In a hearing at the House of Representatives, NFA Deputy Administrator for Finance and Administration Tomas Escarez pointed the finger to the policymaking NFA Council for the dwindling rice supply, saying the interagency body sat on a request for rice importation for four months, and acted only in February 2018.

“As early as October last year, we already requested a permit to import rice, but the NFA Council, after so many months, did not act on it, resulting in higher price of rice. The NFA Council always says that the private sector can take care of it (rice supply). And so, the imported rice only arrived in June. Our request was for one million metric tons,” Escarez told lawmakers.


“But our mandate is to have 15 days of buffer stock and 30 days during lean months. Now, we only have seven days [of buffer stock],” Escarez added.

The national inventory stood at 1,320,927 metric tons (MT), good for only 40 days, and significantly lower than the supposed 90-day national buffer stock requirement, Piñol said.

This does not include imported rice under the minimum access volume (MAV) scheme, he said.

Under the Food Staples Sufficiency Program, the entire country should have a 60-day inventory at any given time, and a 90-day buffer stock during lean months.

Supply to stabilize in Nov

Piñol said the 805,000 MT of rice imports allowed by the government under the MAV scheme were supposed to be completed by September 15. Only 168,000 MT have been unloaded as of the third week of August.

“The traders and porters have appealed that this be extended to September 30 because they had a hard time looking for vessels to bring their stocks to the country due to congestion at the ports,” the Cabinet official said.

Rice traders also wanted government help in facilitating the unloading of rice from Vietnamese and Thai vessels, “so that the rice stocks could be delivered to the market right away.”

Piñol said consumers could expect rice prices and an adequate supply of the staple to stabilize by November.
Still, the retail price of regular well-milled rice should start at P40 per kilo, Piñol said, urging government agencies to strengthen their price monitoring.


At the House, lawmakers chided the NFA and the NFA Council for finger-pointing.

Trade Undersecretary Ruth Castelo said the council’s issuance of an importation permit was delayed because the NFA failed to submit its inventory to the NFA council.

She said NFA Administrator Jason Aquino’s statement on January 25 that there were no more NFA rice stocks drove prices up.

“They did not submit the inventory, and we should also remember that the NFA only supplies 5 percent of the rice supply of the country.

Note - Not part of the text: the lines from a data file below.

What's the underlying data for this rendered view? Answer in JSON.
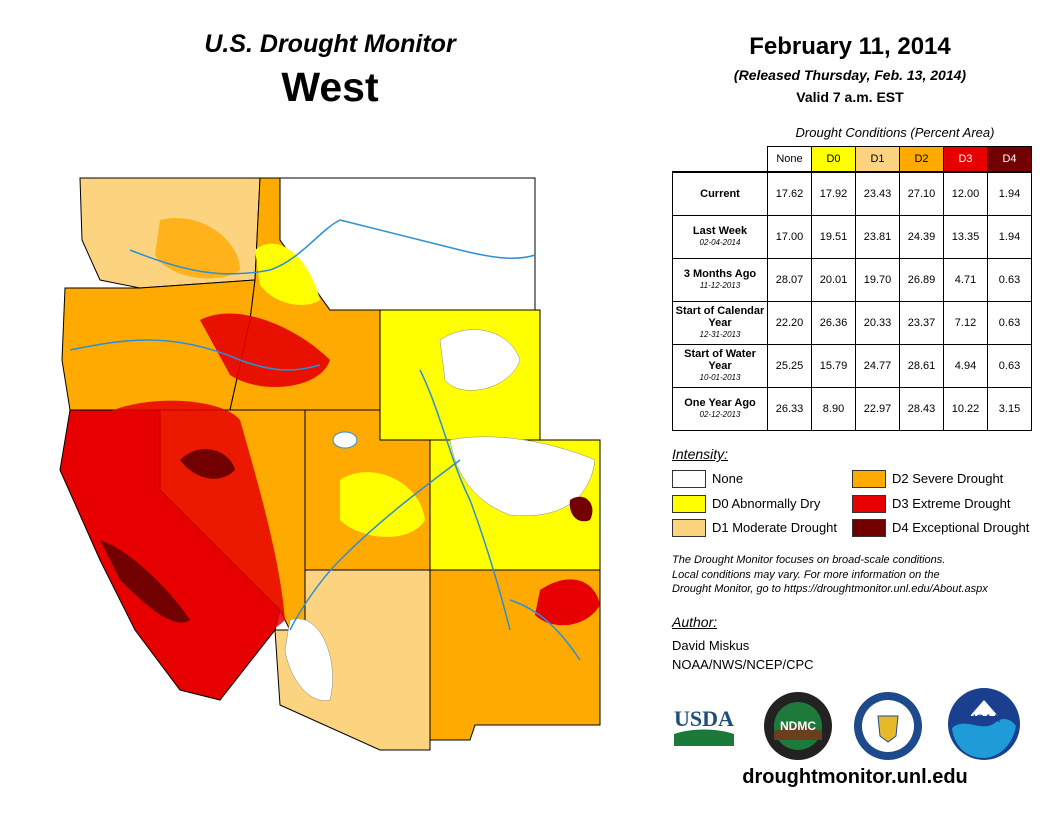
{
  "header": {
    "title_top": "U.S. Drought Monitor",
    "title_region": "West",
    "date": "February 11, 2014",
    "released": "(Released Thursday, Feb. 13, 2014)",
    "valid": "Valid 7 a.m. EST"
  },
  "stats": {
    "caption": "Drought Conditions (Percent Area)",
    "columns": [
      "None",
      "D0",
      "D1",
      "D2",
      "D3",
      "D4"
    ],
    "column_colors": [
      "#ffffff",
      "#ffff00",
      "#fcd37f",
      "#ffaa00",
      "#e60000",
      "#730000"
    ],
    "rows": [
      {
        "label": "Current",
        "sub": "",
        "values": [
          "17.62",
          "17.92",
          "23.43",
          "27.10",
          "12.00",
          "1.94"
        ]
      },
      {
        "label": "Last Week",
        "sub": "02-04-2014",
        "values": [
          "17.00",
          "19.51",
          "23.81",
          "24.39",
          "13.35",
          "1.94"
        ]
      },
      {
        "label": "3 Months Ago",
        "sub": "11-12-2013",
        "values": [
          "28.07",
          "20.01",
          "19.70",
          "26.89",
          "4.71",
          "0.63"
        ]
      },
      {
        "label": "Start of Calendar Year",
        "sub": "12-31-2013",
        "values": [
          "22.20",
          "26.36",
          "20.33",
          "23.37",
          "7.12",
          "0.63"
        ]
      },
      {
        "label": "Start of Water Year",
        "sub": "10-01-2013",
        "values": [
          "25.25",
          "15.79",
          "24.77",
          "28.61",
          "4.94",
          "0.63"
        ]
      },
      {
        "label": "One Year Ago",
        "sub": "02-12-2013",
        "values": [
          "26.33",
          "8.90",
          "22.97",
          "28.43",
          "10.22",
          "3.15"
        ]
      }
    ]
  },
  "legend": {
    "title": "Intensity:",
    "items": [
      {
        "label": "None",
        "color": "#ffffff"
      },
      {
        "label": "D0 Abnormally Dry",
        "color": "#ffff00"
      },
      {
        "label": "D1 Moderate Drought",
        "color": "#fcd37f"
      },
      {
        "label": "D2 Severe Drought",
        "color": "#ffaa00"
      },
      {
        "label": "D3 Extreme Drought",
        "color": "#e60000"
      },
      {
        "label": "D4 Exceptional Drought",
        "color": "#730000"
      }
    ]
  },
  "note": {
    "line1": "The Drought Monitor focuses on broad-scale conditions.",
    "line2": "Local conditions may vary. For more information on the",
    "line3": "Drought Monitor, go to https://droughtmonitor.unl.edu/About.aspx"
  },
  "author": {
    "heading": "Author:",
    "name": "David Miskus",
    "org": "NOAA/NWS/NCEP/CPC"
  },
  "logos": {
    "usda": "USDA",
    "ndmc": "NDMC",
    "noaa": "NOAA"
  },
  "footer": {
    "url": "droughtmonitor.unl.edu"
  }
}
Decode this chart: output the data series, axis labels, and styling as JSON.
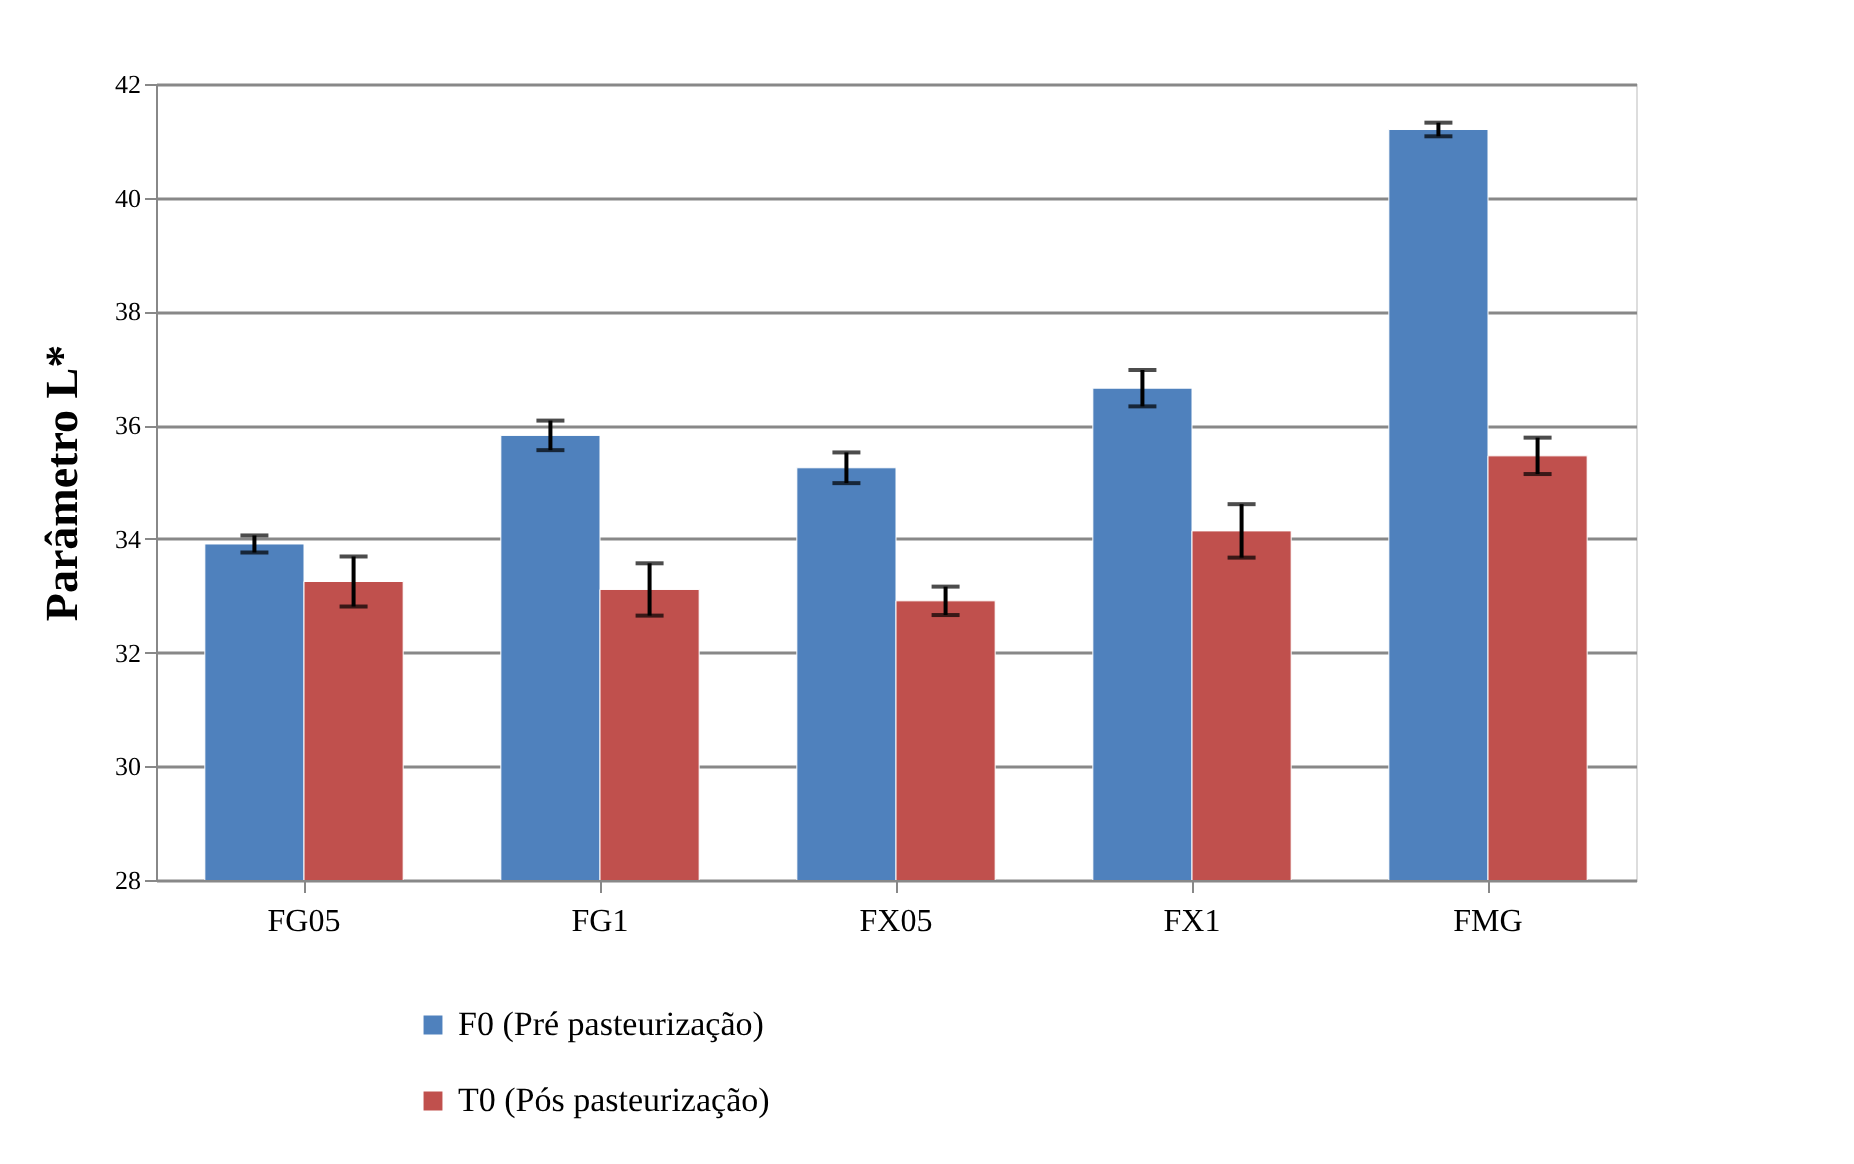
{
  "chart_data": {
    "type": "bar",
    "ylabel": "Parâmetro L*",
    "categories": [
      "FG05",
      "FG1",
      "FX05",
      "FX1",
      "FMG"
    ],
    "series": [
      {
        "name": "F0 (Pré pasteurização)",
        "color": "#4f81bd",
        "values": [
          33.91,
          35.82,
          35.25,
          36.65,
          41.2
        ],
        "errors": [
          0.15,
          0.26,
          0.27,
          0.32,
          0.12
        ]
      },
      {
        "name": "T0 (Pós pasteurização)",
        "color": "#c0504d",
        "values": [
          33.25,
          33.11,
          32.91,
          34.14,
          35.46
        ],
        "errors": [
          0.44,
          0.46,
          0.25,
          0.47,
          0.32
        ]
      }
    ],
    "ylim": [
      28,
      42
    ],
    "yticks": [
      28,
      30,
      32,
      34,
      36,
      38,
      40,
      42
    ],
    "grid": "y",
    "legend": "bottom"
  }
}
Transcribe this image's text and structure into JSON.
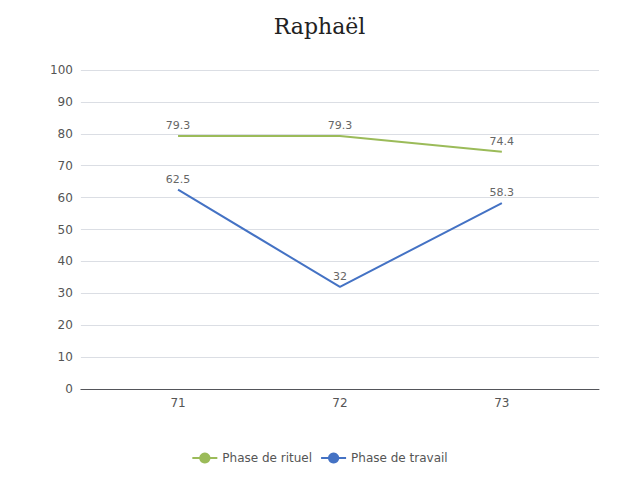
{
  "chart_data": {
    "type": "line",
    "title": "Raphaël",
    "x": [
      71,
      72,
      73
    ],
    "series": [
      {
        "name": "Phase de rituel",
        "color": "#9BBB59",
        "values": [
          79.3,
          79.3,
          74.4
        ]
      },
      {
        "name": "Phase de travail",
        "color": "#4472C4",
        "values": [
          62.5,
          32,
          58.3
        ]
      }
    ],
    "xlim": [
      70.4,
      73.6
    ],
    "xticks": [
      71,
      72,
      73
    ],
    "ylim": [
      0,
      100
    ],
    "yticks": [
      0,
      10,
      20,
      30,
      40,
      50,
      60,
      70,
      80,
      90,
      100
    ],
    "grid": true,
    "legend": "bottom",
    "data_labels": true
  }
}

The rest accounts for commercial rice and household rice. The NFA is just there to stabilize the rice prices when there is not enough rice in the market,” Castelo said.

This did not sit well with Escarez, who was adamant that the NFA should not be faulted for rising rice prices.

“This is not our fault. Inventory? Journalists are coming to our office every day, and we tell them that we only have a buffer stock for five days. They (NFA Council) knew the situation. Besides, we have records of our meetings where we told the same thing to them,” Escarez said.

Deputy Speaker Prospero Pichay of Surigao del Sur sided with Escarez.

“Do you people [at the NFA Council]really need that much time to evaluate a request for rice import? Rice is very vital for our food security. Do you need an algorithm for that? Why does it take you so long?” Pichay said.

Castelo responded by saying, “I will relay it to the council, your Honors.”

Sen. Cynthia Villar, chairman of the Senate Committee on Agriculture and Food, proposed price controls.

“Because they (NFA officials) have failed in their mandate, why don’t we just put price control on rice?” she told reporters in the Senate. “Or it would be better if they declared a state of calamity and impose price control on rice.”

Sen. Francis Pangilinan said NFA officials should explain the alleged “diversion of rice stocks that drove prices up in some parts of Mindanao.”

“With the arrival of imported rice, why hasn’t the supply stabilized? Sadly, our food officials have not lived up to the task,” he said.